1. **"Assignment not found"**
```bash
# List available assignments
./grader list
# Validate assignment config
python tools/config_validator.py assignments/your_assignment/config.yaml
```

2. **"Missing API keys"**
```bash
export OPENAI_API_KEY="your-key"
export ANTHROPIC_API_KEY="your-key"
```

3. **"Template errors"**
```bash
# Validate templates
python core/prompt_builder.py
```

4. **"GitHub integration issues"**
```bash
# Run GitHub scanner separately
./grader github-scan submissions/
# Or disable GitHub integration
./grader grade submissions/ --assignment name --no-github
```

### Debug Mode
Add `--dry-run` to any grading command to see what would happen without making API calls.

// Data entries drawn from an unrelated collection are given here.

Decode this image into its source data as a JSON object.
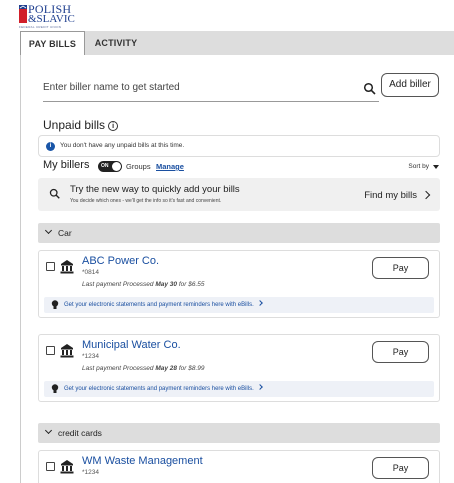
{
  "brand": {
    "name_line1": "POLISH",
    "name_line2": "&SLAVIC",
    "name_line3": "FEDERAL CREDIT UNION",
    "primary_color": "#1f3f8f",
    "accent_color": "#d11f2a"
  },
  "tabs": [
    {
      "label": "PAY BILLS",
      "active": true
    },
    {
      "label": "ACTIVITY",
      "active": false
    }
  ],
  "search": {
    "placeholder": "Enter biller name to get started",
    "value": "",
    "icon": "search-icon",
    "add_biller_label": "Add biller"
  },
  "unpaid": {
    "title": "Unpaid bills",
    "info_icon": "i",
    "message": "You don't have any unpaid bills at this time."
  },
  "my_billers": {
    "title": "My billers",
    "toggle_label": "ON",
    "groups_label": "Groups",
    "manage_label": "Manage",
    "sort_label": "Sort by"
  },
  "promo": {
    "title": "Try the new way to quickly add your bills",
    "subtitle": "You decide which ones - we'll get the info so it's fast and convenient.",
    "action_label": "Find my bills"
  },
  "groups": [
    {
      "name": "Car",
      "billers": [
        {
          "name": "ABC Power Co.",
          "account": "*0814",
          "last_payment_prefix": "Last payment Processed",
          "last_payment_date": "May 30",
          "last_payment_amount": "for $6.55",
          "pay_label": "Pay",
          "ebill_text": "Get your electronic statements and payment reminders here with eBills."
        },
        {
          "name": "Municipal Water Co.",
          "account": "*1234",
          "last_payment_prefix": "Last payment Processed",
          "last_payment_date": "May 28",
          "last_payment_amount": "for $8.99",
          "pay_label": "Pay",
          "ebill_text": "Get your electronic statements and payment reminders here with eBills."
        }
      ]
    },
    {
      "name": "credit cards",
      "billers": [
        {
          "name": "WM Waste Management",
          "account": "*1234",
          "pay_label": "Pay"
        }
      ]
    }
  ]
}
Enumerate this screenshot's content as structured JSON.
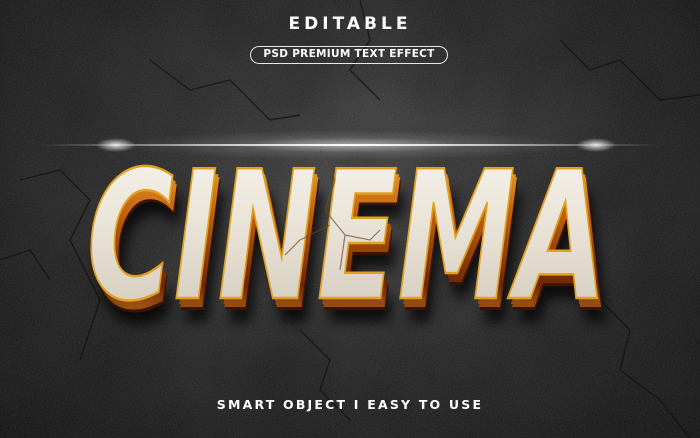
{
  "header": {
    "title": "EDITABLE",
    "badge": "PSD PREMIUM TEXT EFFECT"
  },
  "hero": {
    "text": "CINEMA",
    "face_color": "#ece6dc",
    "edge_color": "#e0a020",
    "extrusion_color": "#8a3a06"
  },
  "footer": {
    "caption": "SMART OBJECT I EASY TO USE"
  },
  "theme": {
    "background": "#2a2a2a",
    "text_color": "#ffffff"
  }
}
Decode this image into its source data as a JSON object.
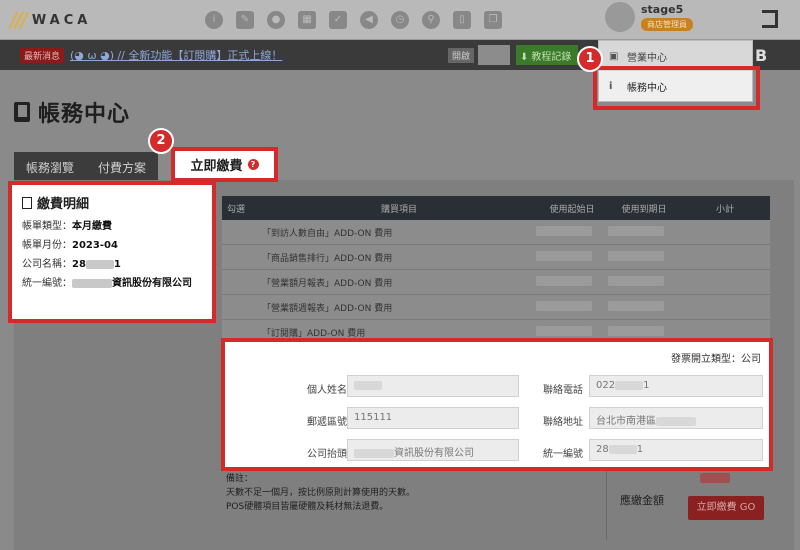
{
  "header": {
    "logo_text": "WACA",
    "user_name": "stage5",
    "user_badge": "商店管理員"
  },
  "newsbar": {
    "tag": "最新消息",
    "text": "(◕ ω ◕) // 全新功能【訂閱購】正式上線！",
    "toggle_label": "開啟",
    "download_label": "教程記錄"
  },
  "dropdown": {
    "items": [
      {
        "label": "營業中心",
        "icon": "panel-icon"
      },
      {
        "label": "帳務中心",
        "icon": "info-icon"
      }
    ],
    "partial_text": "B"
  },
  "page": {
    "title": "帳務中心",
    "tabs": [
      "帳務瀏覽",
      "付費方案",
      "立即繳費"
    ]
  },
  "detail": {
    "title": "繳費明細",
    "rows": [
      {
        "label": "帳單類型：",
        "value": "本月繳費"
      },
      {
        "label": "帳單月份：",
        "value": "2023-04"
      },
      {
        "label": "公司名稱：",
        "value_prefix": "28",
        "value_suffix": "1"
      },
      {
        "label": "統一編號：",
        "value_suffix": "資訊股份有限公司"
      }
    ]
  },
  "table": {
    "headers": [
      "勾選",
      "購買項目",
      "使用起始日",
      "使用到期日",
      "小計"
    ],
    "rows": [
      "「到訪人數自由」ADD-ON 費用",
      "「商品銷售排行」ADD-ON 費用",
      "「營業額月報表」ADD-ON 費用",
      "「營業額週報表」ADD-ON 費用",
      "「訂閱購」ADD-ON 費用"
    ]
  },
  "invoice": {
    "type_label": "發票開立類型：公司",
    "fields": {
      "name": {
        "label": "個人姓名",
        "value": ""
      },
      "phone": {
        "label": "聯絡電話",
        "value_prefix": "022",
        "value_suffix": "1"
      },
      "postal": {
        "label": "郵遞區號",
        "value": "115111"
      },
      "address": {
        "label": "聯絡地址",
        "value": "台北市南港區"
      },
      "company": {
        "label": "公司抬頭",
        "value": "資訊股份有限公司"
      },
      "taxid": {
        "label": "統一編號",
        "value_prefix": "28",
        "value_suffix": "1"
      }
    }
  },
  "footer": {
    "note_lines": [
      "備註：",
      "天數不足一個月，按比例原則計算使用的天數。",
      "POS硬體項目皆屬硬體及耗材無法退費。"
    ],
    "pay_label": "應繳金額",
    "pay_button": "立即繳費 GO"
  },
  "steps": [
    "1",
    "2"
  ],
  "colors": {
    "highlight": "#d42a2a",
    "header_bg": "#b9b9b9",
    "news_bg": "#3a3a3a",
    "table_header_bg": "#2a2f36"
  }
}
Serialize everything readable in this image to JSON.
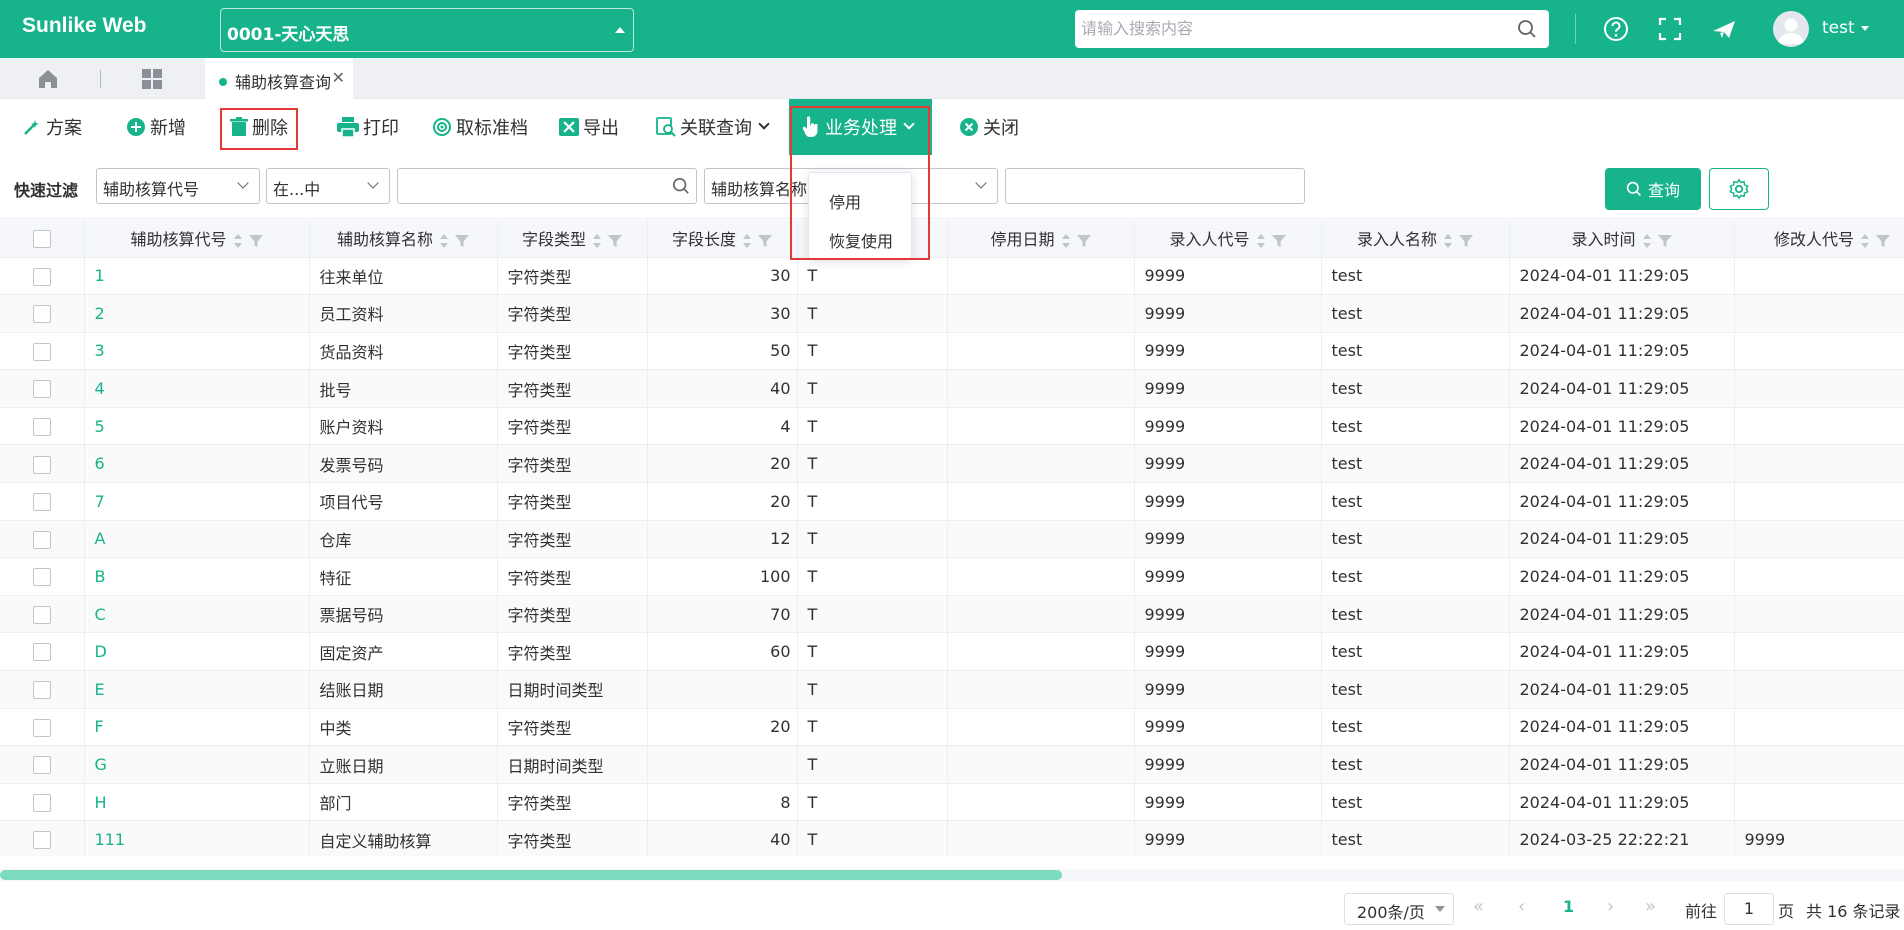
{
  "app": {
    "title": "Sunlike Web"
  },
  "header": {
    "company": "0001-天心天思",
    "search_placeholder": "请输入搜索内容",
    "user": "test"
  },
  "tabs": {
    "active_label": "辅助核算查询"
  },
  "toolbar": {
    "plan": "方案",
    "add": "新增",
    "delete": "删除",
    "print": "打印",
    "unmark": "取标准档",
    "export": "导出",
    "related": "关联查询",
    "business": "业务处理",
    "close": "关闭"
  },
  "dropdown": {
    "items": [
      "停用",
      "恢复使用"
    ]
  },
  "filter": {
    "label": "快速过滤",
    "field1": "辅助核算代号",
    "op1": "在...中",
    "field2": "辅助核算名称",
    "query": "查询"
  },
  "table": {
    "columns": [
      "辅助核算代号",
      "辅助核算名称",
      "字段类型",
      "字段长度",
      "",
      "停用日期",
      "录入人代号",
      "录入人名称",
      "录入时间",
      "修改人代号"
    ],
    "rows": [
      [
        "1",
        "往来单位",
        "字符类型",
        "30",
        "T",
        "",
        "9999",
        "test",
        "2024-04-01 11:29:05",
        ""
      ],
      [
        "2",
        "员工资料",
        "字符类型",
        "30",
        "T",
        "",
        "9999",
        "test",
        "2024-04-01 11:29:05",
        ""
      ],
      [
        "3",
        "货品资料",
        "字符类型",
        "50",
        "T",
        "",
        "9999",
        "test",
        "2024-04-01 11:29:05",
        ""
      ],
      [
        "4",
        "批号",
        "字符类型",
        "40",
        "T",
        "",
        "9999",
        "test",
        "2024-04-01 11:29:05",
        ""
      ],
      [
        "5",
        "账户资料",
        "字符类型",
        "4",
        "T",
        "",
        "9999",
        "test",
        "2024-04-01 11:29:05",
        ""
      ],
      [
        "6",
        "发票号码",
        "字符类型",
        "20",
        "T",
        "",
        "9999",
        "test",
        "2024-04-01 11:29:05",
        ""
      ],
      [
        "7",
        "项目代号",
        "字符类型",
        "20",
        "T",
        "",
        "9999",
        "test",
        "2024-04-01 11:29:05",
        ""
      ],
      [
        "A",
        "仓库",
        "字符类型",
        "12",
        "T",
        "",
        "9999",
        "test",
        "2024-04-01 11:29:05",
        ""
      ],
      [
        "B",
        "特征",
        "字符类型",
        "100",
        "T",
        "",
        "9999",
        "test",
        "2024-04-01 11:29:05",
        ""
      ],
      [
        "C",
        "票据号码",
        "字符类型",
        "70",
        "T",
        "",
        "9999",
        "test",
        "2024-04-01 11:29:05",
        ""
      ],
      [
        "D",
        "固定资产",
        "字符类型",
        "60",
        "T",
        "",
        "9999",
        "test",
        "2024-04-01 11:29:05",
        ""
      ],
      [
        "E",
        "结账日期",
        "日期时间类型",
        "",
        "T",
        "",
        "9999",
        "test",
        "2024-04-01 11:29:05",
        ""
      ],
      [
        "F",
        "中类",
        "字符类型",
        "20",
        "T",
        "",
        "9999",
        "test",
        "2024-04-01 11:29:05",
        ""
      ],
      [
        "G",
        "立账日期",
        "日期时间类型",
        "",
        "T",
        "",
        "9999",
        "test",
        "2024-04-01 11:29:05",
        ""
      ],
      [
        "H",
        "部门",
        "字符类型",
        "8",
        "T",
        "",
        "9999",
        "test",
        "2024-04-01 11:29:05",
        ""
      ],
      [
        "111",
        "自定义辅助核算",
        "字符类型",
        "40",
        "T",
        "",
        "9999",
        "test",
        "2024-03-25 22:22:21",
        "9999"
      ]
    ]
  },
  "pager": {
    "page_size": "200条/页",
    "current": "1",
    "goto_label": "前往",
    "goto_value": "1",
    "page_unit": "页",
    "total": "共 16 条记录"
  },
  "colors": {
    "brand": "#17b38a",
    "highlight": "#e53935"
  }
}
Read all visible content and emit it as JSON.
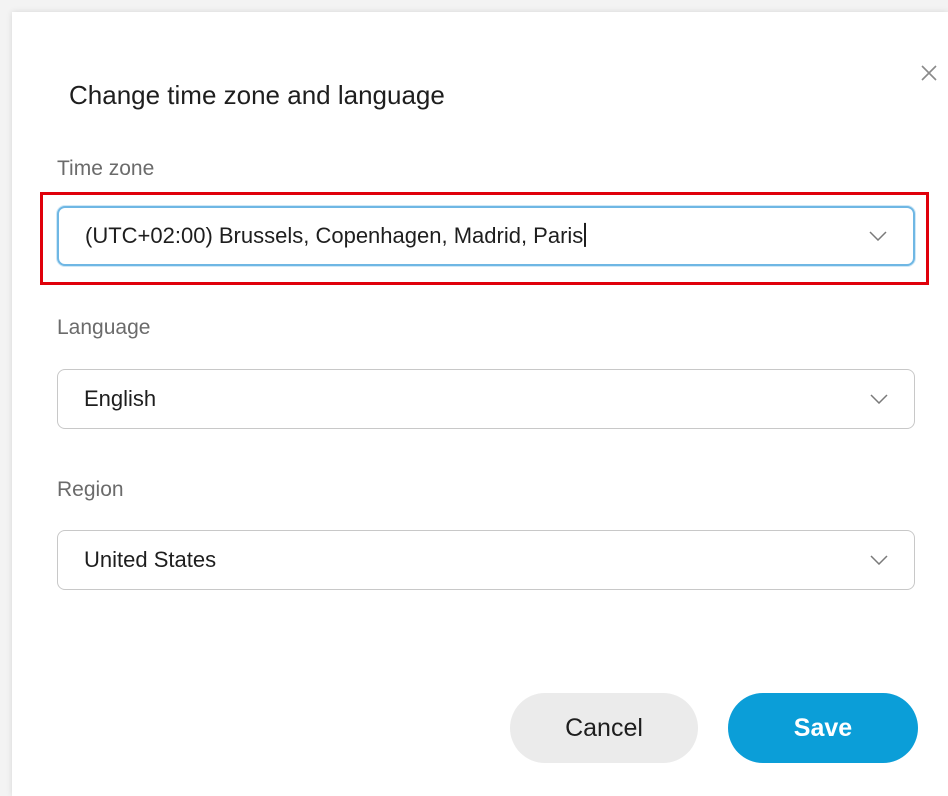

## 📚 Additional Documentation

- **[USAGE.md](USAGE.md)** - Detailed usage guide with advanced examples
- **[ASSIGNMENTS.md](ASSIGNMENTS.md)** - Complete guide to creating and configuring assignments
- **Original documentation** in `docs/` folder for reference

## 🤝 Contributing

1. Create new assignments in `assignments/` folder
2. Add new templates in `templates/` folder
3. Validate configurations with `tools/config_validator.py`
4. Test with dry runs before live grading

## 📝 License

This project inherits the license from the original grading system.